Katie Young, who delivered the commencement address, had trouble imagining the speed with which the last four years went by. (She should know a few things about speed: her father, Pete Young, is a Florida Highway Patrol trooper, though he’s yet to figure out how to ticket time’s reckless passing.) Young remembered her first day as a freshman. “I was almost in tears while getting my first late pass from the dean’s office, all because my locker would not open.” She figured it out and spent the following three years teaching others who to resolve the challenge. She noted with distinct wryness that hers was the first graduating class that had to contend with uniforms, or the dress code students refer to as a uniform. “We dealt with it,” she said. But it’s the memories she made with her classmates that she would be taking with her.
“Our devotion and determination has brought us to the great triumph of our young lives,” she said, reminding her students to keep in mind something Abraham Lincoln had said about always doing once’s best. It had worked for him, she said: he kept a nation together.
She was followed, after another song by the Formality Singers, by Lynette Shott, who became principal of FPC when Jacob Oliva took up new duties as the deputy superintendent. “I don’t want you to think about what you are going to do,” Shott told the first graduating class on her watch, “I want you to think about why you are going to do it.” It isn’t enough to show up on time and do as one is told, even though that may result in “what society would call success.”

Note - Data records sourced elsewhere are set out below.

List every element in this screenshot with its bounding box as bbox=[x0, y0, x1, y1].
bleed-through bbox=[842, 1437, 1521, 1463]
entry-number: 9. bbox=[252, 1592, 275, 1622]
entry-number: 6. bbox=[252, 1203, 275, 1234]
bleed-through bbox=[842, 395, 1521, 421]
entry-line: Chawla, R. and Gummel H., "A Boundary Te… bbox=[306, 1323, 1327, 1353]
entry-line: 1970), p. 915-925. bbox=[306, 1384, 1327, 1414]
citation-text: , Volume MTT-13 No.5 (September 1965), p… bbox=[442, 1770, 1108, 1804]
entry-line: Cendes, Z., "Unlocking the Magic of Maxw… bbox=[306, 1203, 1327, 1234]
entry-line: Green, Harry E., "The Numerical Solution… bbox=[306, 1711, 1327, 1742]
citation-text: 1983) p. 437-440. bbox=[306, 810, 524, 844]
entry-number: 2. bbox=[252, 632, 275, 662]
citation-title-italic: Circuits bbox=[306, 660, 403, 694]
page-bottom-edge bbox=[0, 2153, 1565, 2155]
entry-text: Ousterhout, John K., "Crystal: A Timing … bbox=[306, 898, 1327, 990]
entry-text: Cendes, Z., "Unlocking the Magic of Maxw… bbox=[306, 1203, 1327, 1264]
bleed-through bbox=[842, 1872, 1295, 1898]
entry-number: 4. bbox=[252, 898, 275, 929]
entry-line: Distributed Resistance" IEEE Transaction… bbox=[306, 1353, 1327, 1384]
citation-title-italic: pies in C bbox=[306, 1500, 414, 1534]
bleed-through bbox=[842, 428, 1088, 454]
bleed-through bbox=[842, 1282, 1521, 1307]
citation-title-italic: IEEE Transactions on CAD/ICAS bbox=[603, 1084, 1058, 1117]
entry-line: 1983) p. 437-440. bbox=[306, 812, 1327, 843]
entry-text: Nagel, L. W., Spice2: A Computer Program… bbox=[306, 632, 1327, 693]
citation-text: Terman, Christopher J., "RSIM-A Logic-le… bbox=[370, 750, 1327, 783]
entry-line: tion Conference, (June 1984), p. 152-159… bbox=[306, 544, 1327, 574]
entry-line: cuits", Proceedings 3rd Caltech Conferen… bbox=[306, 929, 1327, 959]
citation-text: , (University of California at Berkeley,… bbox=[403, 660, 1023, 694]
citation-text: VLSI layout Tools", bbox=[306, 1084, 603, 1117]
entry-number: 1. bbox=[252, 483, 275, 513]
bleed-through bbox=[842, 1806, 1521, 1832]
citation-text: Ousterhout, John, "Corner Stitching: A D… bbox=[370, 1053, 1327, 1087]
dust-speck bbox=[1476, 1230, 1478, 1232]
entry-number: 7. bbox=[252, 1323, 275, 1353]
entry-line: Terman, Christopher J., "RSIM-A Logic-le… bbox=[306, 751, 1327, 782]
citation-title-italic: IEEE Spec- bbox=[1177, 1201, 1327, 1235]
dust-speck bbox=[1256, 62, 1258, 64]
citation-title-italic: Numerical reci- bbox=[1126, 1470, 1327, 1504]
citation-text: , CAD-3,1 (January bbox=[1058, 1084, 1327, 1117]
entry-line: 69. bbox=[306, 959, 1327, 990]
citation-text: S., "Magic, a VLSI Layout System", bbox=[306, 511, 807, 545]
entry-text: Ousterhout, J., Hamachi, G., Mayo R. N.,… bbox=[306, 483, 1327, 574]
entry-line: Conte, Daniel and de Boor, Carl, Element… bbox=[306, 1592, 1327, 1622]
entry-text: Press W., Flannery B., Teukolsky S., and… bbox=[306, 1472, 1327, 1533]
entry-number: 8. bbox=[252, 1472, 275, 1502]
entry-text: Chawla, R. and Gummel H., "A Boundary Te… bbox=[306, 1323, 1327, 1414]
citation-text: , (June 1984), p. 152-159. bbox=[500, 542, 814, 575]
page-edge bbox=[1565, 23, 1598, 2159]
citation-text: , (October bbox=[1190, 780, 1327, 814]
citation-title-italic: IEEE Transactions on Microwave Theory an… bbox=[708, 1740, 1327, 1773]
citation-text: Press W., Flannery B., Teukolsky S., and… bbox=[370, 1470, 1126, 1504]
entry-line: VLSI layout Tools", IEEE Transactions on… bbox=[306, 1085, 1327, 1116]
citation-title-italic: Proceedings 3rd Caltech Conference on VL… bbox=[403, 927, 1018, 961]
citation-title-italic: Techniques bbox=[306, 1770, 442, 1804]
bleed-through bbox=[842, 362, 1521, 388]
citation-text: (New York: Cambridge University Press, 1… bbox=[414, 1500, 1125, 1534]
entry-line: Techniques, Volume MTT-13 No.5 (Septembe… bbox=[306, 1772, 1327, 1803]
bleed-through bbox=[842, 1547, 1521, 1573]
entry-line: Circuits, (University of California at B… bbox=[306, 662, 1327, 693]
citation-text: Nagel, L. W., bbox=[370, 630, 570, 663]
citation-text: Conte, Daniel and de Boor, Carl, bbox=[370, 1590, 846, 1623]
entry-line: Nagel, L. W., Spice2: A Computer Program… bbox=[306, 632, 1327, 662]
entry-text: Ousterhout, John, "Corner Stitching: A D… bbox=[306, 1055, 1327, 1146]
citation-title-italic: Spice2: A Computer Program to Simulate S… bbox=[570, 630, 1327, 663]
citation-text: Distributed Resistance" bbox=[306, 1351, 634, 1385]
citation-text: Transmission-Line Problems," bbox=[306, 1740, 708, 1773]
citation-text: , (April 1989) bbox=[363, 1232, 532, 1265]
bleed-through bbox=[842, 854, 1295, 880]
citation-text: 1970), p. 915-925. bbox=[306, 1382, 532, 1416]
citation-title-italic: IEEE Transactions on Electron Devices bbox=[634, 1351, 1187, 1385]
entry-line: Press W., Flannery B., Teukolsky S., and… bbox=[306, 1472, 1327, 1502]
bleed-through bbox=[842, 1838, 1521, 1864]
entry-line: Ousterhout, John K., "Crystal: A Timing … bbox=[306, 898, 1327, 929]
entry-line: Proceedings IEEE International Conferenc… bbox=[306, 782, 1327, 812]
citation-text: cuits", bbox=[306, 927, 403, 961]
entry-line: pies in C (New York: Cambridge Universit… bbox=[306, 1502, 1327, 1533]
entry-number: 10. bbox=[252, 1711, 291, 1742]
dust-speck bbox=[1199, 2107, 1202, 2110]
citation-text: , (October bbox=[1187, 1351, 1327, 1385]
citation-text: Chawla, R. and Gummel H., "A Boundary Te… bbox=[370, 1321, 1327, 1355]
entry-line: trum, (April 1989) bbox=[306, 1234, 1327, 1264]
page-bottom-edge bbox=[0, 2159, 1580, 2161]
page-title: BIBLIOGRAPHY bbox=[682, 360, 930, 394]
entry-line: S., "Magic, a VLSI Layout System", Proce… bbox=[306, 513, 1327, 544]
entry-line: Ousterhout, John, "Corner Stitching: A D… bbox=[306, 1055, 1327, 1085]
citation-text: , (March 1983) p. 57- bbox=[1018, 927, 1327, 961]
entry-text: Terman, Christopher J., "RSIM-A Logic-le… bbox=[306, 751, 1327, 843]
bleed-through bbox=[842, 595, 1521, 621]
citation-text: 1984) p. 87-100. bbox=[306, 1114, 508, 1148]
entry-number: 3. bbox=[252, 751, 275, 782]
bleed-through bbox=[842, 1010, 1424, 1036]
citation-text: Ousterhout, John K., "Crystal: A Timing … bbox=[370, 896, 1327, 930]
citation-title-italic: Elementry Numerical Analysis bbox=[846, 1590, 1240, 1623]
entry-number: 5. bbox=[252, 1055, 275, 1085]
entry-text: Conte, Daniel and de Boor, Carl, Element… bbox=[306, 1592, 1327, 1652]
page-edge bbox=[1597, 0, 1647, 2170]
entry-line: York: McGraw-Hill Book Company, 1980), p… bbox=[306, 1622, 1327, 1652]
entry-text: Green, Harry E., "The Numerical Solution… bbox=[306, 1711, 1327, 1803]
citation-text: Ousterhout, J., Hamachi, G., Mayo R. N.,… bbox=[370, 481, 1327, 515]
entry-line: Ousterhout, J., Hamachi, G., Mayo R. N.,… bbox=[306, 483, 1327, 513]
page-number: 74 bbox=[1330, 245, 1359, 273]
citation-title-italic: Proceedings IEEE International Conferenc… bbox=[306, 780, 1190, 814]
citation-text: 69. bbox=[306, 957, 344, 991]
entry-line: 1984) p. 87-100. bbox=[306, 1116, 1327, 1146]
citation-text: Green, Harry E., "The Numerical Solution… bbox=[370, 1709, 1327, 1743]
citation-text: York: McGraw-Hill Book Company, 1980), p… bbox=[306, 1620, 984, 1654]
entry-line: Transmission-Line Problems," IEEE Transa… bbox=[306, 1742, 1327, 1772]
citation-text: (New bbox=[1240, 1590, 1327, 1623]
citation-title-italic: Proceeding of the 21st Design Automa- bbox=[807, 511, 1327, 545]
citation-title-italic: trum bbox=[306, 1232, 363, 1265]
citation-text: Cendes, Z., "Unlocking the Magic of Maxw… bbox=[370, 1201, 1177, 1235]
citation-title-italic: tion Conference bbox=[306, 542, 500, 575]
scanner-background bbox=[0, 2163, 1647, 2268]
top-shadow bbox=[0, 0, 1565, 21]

“But if you know why you are doing something, you will have a passion for it. You will always seek a way to make it happen no matter what obstacles get in your way, and you will never be satisfied with just finishing a task, but will always be driven to higher levels of accomplishment. I’d like to share a story with you from a young lady who chose nursing as her profession. She shared that a few weeks before her 14th birthday, she held her father’s hand as he passed away. She was too young to have participated in his care, to fight for information when provided updates by the doctors at the hospital or to even fully comprehend the technicalities of his illness. In her words, ‘I feel like nursing is my chance to fight for my father, to care for every patient as I would have cared for him if given the chance, and if given the time.’ On a very personal level, she had a passion of her chosen path in life because she knew the why. Knowing the why behind what you do day in and day out can not only have a personal impact on your life, but that impact can go viral and transcend into global bounds.”